New DA seeks to keep families together by implementing state law in San Francisco

Some parents accused of crimes in San Francisco could soon have their cases dismissed through a new pretrial diversion program that District Attorney Chesa Boudin is implementing in The City as one of his first acts in office.

Boudin announced Tuesday that his office is launching the Primary Caregiver Diversion Program under Senate Bill 394 from state Sen.

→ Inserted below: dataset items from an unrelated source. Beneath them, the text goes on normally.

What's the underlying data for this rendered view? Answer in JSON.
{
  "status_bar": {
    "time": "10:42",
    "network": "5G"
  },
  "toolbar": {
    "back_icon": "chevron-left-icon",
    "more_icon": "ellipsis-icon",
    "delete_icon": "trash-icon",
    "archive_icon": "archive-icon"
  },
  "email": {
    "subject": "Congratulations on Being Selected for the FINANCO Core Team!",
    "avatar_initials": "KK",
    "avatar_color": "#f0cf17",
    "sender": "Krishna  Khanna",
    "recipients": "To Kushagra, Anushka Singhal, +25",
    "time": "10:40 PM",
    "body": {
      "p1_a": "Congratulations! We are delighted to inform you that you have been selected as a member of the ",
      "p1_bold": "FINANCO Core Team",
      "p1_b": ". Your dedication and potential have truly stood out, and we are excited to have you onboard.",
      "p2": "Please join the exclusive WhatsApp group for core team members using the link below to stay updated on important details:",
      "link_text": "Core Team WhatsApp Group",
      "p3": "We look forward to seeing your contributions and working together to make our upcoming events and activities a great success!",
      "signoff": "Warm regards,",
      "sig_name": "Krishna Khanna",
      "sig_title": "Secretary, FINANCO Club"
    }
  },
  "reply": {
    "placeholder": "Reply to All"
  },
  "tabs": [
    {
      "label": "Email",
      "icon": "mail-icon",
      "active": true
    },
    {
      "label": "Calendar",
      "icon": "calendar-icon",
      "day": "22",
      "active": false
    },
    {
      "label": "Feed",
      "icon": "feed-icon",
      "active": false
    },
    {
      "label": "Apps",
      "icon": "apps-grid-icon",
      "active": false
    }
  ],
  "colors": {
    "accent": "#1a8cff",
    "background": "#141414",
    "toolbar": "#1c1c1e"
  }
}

Nancy Skinner, D-Berkeley.

Through the new program, certain defendants could have their cases dropped and records sealed if they receive services and complete parenting or other rehabilitative classes for at least six months.

Defendants will be eligible only if they are the primary caregiver of a child under the age of 18 and are charged with a misdemeanor or non-violent, non-serious felony.

Parents who committed crimes against their own children or are considered by the court a risk to public safety are not eligible to participate in the program.

The program is part of Boudin’s broader mission of transitioning The City’s criminal justice system from punitive measures toward more restorative practices.

Boudin launched the program to prevent parents from being separated from their children and to end the generational cycle of incarceration.

“This is about taking responsibility, protecting the sanctity of the family, and ensuring innocent children are not condemned to repeat the mistakes of their parents,” Boudin said in a statement.

The legislation hits close to home for Boudin, whose parents were sent to prison in connection with the deaths of two police officers and a security guard when he was a toddler.

“I grew up visiting my parents behind bars,” Boudin said. “I know the kind of trauma the sudden loss of a parent can have on a child and the kind of resources that are needed to make that child whole again.”

Family separations disproportionately impact communities of color, according to the District Attorney’s Office. The office said that 70 percent of children with incarcerated parents are black or Latino.

Supervisor Matt Haney, who represents the Tenderloin and South of Market, tweeted out his support for the program Tuesday.

“Separating parents from children has devastating impacts on mental, social, emotional well being of children, and we should make every effort to keep families together wherever possible,” he said.